About

 
 

In 2014 the Standard Hotel Pub Cricket team (a.k.a. The Subbies) lost their friend and former player Steve Kerr to cancer.

Since then the team have played a special Cricket Match each year in Steve’s honour - The Steve Kerr Memorial Cup.

“The first time I can recall meeting Steve Kerr (and Andy) was on a wet, grey day at Hanging Rock racecourse in early 1993. There were no races there that day, and any chance of a picnic of the sandwiches and bullants variety was 1000-1 and drifting.  We were there to see John Prine sing on a makeshift stage, which made it worthwhile, rain and all.  

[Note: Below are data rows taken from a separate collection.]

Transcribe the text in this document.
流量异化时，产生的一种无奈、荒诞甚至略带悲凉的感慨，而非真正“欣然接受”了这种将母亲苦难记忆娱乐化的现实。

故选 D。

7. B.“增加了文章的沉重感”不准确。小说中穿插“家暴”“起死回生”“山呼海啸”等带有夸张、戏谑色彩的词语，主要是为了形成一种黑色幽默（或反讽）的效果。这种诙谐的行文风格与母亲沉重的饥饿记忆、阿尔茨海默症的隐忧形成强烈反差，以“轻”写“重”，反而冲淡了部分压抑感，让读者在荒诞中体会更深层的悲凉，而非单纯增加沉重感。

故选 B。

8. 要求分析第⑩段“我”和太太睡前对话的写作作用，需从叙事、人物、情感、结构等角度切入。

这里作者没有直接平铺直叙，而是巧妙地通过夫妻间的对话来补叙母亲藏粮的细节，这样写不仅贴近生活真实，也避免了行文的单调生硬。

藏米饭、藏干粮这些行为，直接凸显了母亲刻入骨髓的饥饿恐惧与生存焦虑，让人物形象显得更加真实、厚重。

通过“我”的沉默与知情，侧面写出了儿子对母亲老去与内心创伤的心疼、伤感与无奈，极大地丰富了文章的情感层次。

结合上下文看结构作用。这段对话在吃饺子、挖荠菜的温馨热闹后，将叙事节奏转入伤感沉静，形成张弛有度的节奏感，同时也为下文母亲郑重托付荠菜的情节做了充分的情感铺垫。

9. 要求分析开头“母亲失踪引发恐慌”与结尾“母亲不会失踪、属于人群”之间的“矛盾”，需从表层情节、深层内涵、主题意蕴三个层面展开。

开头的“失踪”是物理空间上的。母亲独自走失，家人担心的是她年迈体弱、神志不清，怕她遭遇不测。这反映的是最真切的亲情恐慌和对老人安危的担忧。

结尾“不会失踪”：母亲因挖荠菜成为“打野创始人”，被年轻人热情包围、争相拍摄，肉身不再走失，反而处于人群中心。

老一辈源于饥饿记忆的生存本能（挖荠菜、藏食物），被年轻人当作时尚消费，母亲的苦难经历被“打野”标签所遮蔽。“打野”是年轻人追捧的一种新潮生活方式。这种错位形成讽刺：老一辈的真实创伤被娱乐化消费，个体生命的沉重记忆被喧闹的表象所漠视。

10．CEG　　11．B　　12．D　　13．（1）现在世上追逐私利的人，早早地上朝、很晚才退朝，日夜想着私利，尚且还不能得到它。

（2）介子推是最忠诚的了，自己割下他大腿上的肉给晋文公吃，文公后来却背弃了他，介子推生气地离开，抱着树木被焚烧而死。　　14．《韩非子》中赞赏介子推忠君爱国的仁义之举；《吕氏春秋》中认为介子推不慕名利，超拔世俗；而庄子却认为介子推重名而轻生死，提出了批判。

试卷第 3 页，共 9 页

For Steve, the weather was nothing that another drink and a laugh couldn’t fix.  After that, we met regularly at the Standard and became friendly, maybe close to friends. He was sparky and funny, possibly brave, certainly mischievous but never mean. His interests were improbably broad, ranging from social justice (especially for indigenous people, many of whom were mates of his) to politics, racing and sport. 

He was a country boy transplanted to Fitzroy and Clifton Hill, a transition that works much more easily than the other way around. The result was someone who could milk a cow or a Government grant, rub shoulders with politicians and academics and bureaucrats and journos and musos and battlers and pests and broken-down footballers and farmers, desperate punters and cynical bookies, and get along a treat with them all. He could and would throw down a beer or four in the front bar and then step outside to roll up something his dear old ma wouldn’t have approved of.  He could have stepped into, or out of, the  Murray Whelan novels that Shane Maloney wrote that decade. If Maloney were bribed even a little bit, he’d probably agree that Steve was a role model.     

The last time I saw Steve, I reckon, was when we drove to Benalla during his illness to see a young racehorse trial. On the way up we stopped off to have a cuppa with Paddy McCarthy, the Standard’s acknowledged expert on merino wool and many related matters. Steve and I had bred the horse with other hopefuls  but that didn’t seem to encourage it.  It pulled up making excuses, even bunging on a limp, but we could see right through that. We had a laugh and probably a counter lunch and drove back to the big smoke while the horse prepared for a nice, quiet life as a pony club hack. The best thing about the nag was his name, which was Mr Sin.  

Such is life.

I wish we’d got to meet John Prine that wet day. I reckon he would have liked Steve. Everyone else did. Which is as good a reason as any to throw a few dollars towards beating the disease that beat him."